Bush's National Security Adviser Stephen Hadley told reporters aboard the president's plane the incident was a "very provocative act" that came close to causing an altercation.
"The national security adviser was making it abundantly clear that all options are on the table to protect our assets," Bush said, with Israeli Prime Minister Ehud Olmert at his side.
Bush's warning came at the start of a Middle East visit aimed at bolstering Israeli-Palestinian peace efforts and rallying Arab opposition to Iran, which is already at odds with Washington over its nuclear program.
The United States released a video of the weekend encounter, including a recording of what it said was the exchange between the two sides.
Iran rejected the footage as fake and accused Washington of trying to stir up tension in the region. Iran's Revolutionary Guards said the images were archive pictures.

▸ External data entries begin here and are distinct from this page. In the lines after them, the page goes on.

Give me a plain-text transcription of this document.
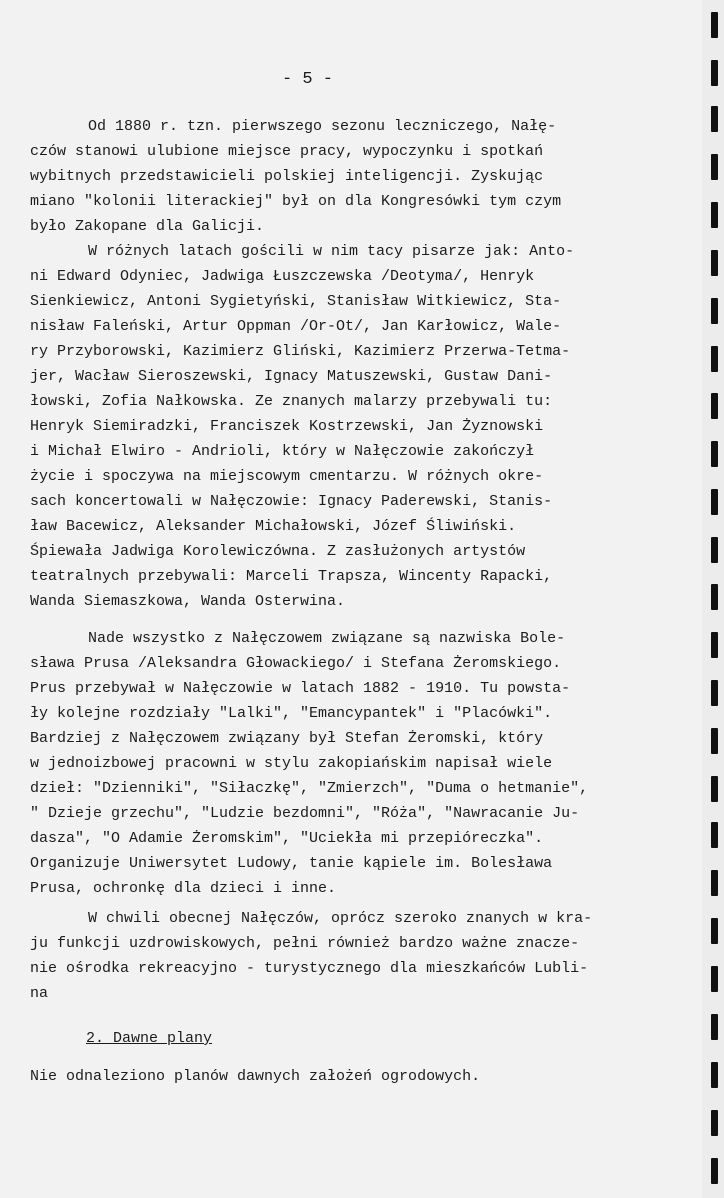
- 5 -
Od 1880 r. tzn. pierwszego sezonu leczniczego, Nałę-
czów stanowi ulubione miejsce pracy, wypoczynku i spotkań
wybitnych przedstawicieli polskiej inteligencji. Zyskując
miano "kolonii literackiej" był on dla Kongresówki tym czym
było Zakopane dla Galicji.
W różnych latach gościli w nim tacy pisarze jak: Anto-
ni Edward Odyniec, Jadwiga Łuszczewska /Deotyma/, Henryk
Sienkiewicz, Antoni Sygietyński, Stanisław Witkiewicz, Sta-
nisław Faleński, Artur Oppman /Or-Ot/, Jan Karłowicz, Wale-
ry Przyborowski, Kazimierz Gliński, Kazimierz Przerwa-Tetma-
jer, Wacław Sieroszewski, Ignacy Matuszewski, Gustaw Dani-
łowski, Zofia Nałkowska. Ze znanych malarzy przebywali tu:
Henryk Siemiradzki, Franciszek Kostrzewski, Jan Żyznowski
i Michał Elwiro - Andrioli, który w Nałęczowie zakończył
życie i spoczywa na miejscowym cmentarzu. W różnych okre-
sach koncertowali w Nałęczowie: Ignacy Paderewski, Stanis-
ław Bacewicz, Aleksander Michałowski, Józef Śliwiński.
Śpiewała Jadwiga Korolewiczówna. Z zasłużonych artystów
teatralnych przebywali: Marceli Trapsza, Wincenty Rapacki,
Wanda Siemaszkowa, Wanda Osterwina.
Nade wszystko z Nałęczowem związane są nazwiska Bole-
sława Prusa /Aleksandra Głowackiego/ i Stefana Żeromskiego.
Prus przebywał w Nałęczowie w latach 1882 - 1910. Tu powsta-
ły kolejne rozdziały "Lalki", "Emancypantek" i "Placówki".
Bardziej z Nałęczowem związany był Stefan Żeromski, który
w jednoizbowej pracowni w stylu zakopiańskim napisał wiele
dzieł: "Dzienniki", "Siłaczkę", "Zmierzch", "Duma o hetmanie",
" Dzieje grzechu", "Ludzie bezdomni", "Róża", "Nawracanie Ju-
dasza", "O Adamie Żeromskim", "Uciekła mi przepióreczka".
Organizuje Uniwersytet Ludowy, tanie kąpiele im. Bolesława
Prusa, ochronkę dla dzieci i inne.
W chwili obecnej Nałęczów, oprócz szeroko znanych w kra-
ju funkcji uzdrowiskowych, pełni również bardzo ważne znacze-
nie ośrodka rekreacyjno - turystycznego dla mieszkańców Lubli-
na
2. Dawne plany
Nie odnaleziono planów dawnych założeń ogrodowych.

"America aims to implement this plan saying Iran has been and is the source of fear in the Middle East," Defense Minister Mostafa Mohammad Najjar was quoted by state television as saying.
"THAT WAS IT"
"Iranian craft always ask other ships to identify themselves and this is what they did to the American ships. American ships answered and that was it."
Responding to Iran's accusation that the footage was faked, U.S. State Department spokesman Sean McCormack told reporters: "Maybe they are confusing what they might have done given the circumstances."
The spokesman said the United States was considering making a formal complaint to Iran over the incident via the Swiss government, which protects U.S. interests in Tehran.
The United States broke diplomatic relations with Iran after the 1979 Islamic revolution.
Bush reiterated in Jerusalem that Iran was a "threat to world peace" and called on the international community to prevent Tehran from developing a nuclear weapon.
Iran says its nuclear work is a peaceful project to produce electricity, but the West fears it could be a cover for efforts to build a nuclear bomb.
Olmert said after meeting Bush he was encouraged by the president's commitment to the security of Israel, which is widely believed to have the region's only nuclear arsenal and considers Iran its arch foe.
The Strait of Hormuz handles 17 million barrels per day of ship-borne crude oil, over a third of total global shipments.
In Paris, French Foreign Minister Bernard Kouchner said Iran's behavior was very dangerous and called on "both sides to show moderation".
The U.S. video showed several images, including about three small launches moving near a U.S. ship. An audio recording included a voice from a U.S. ship telling one craft it was "straying into danger and may be subject to defensive measures".
The small craft responded: "You will explode after a few minutes."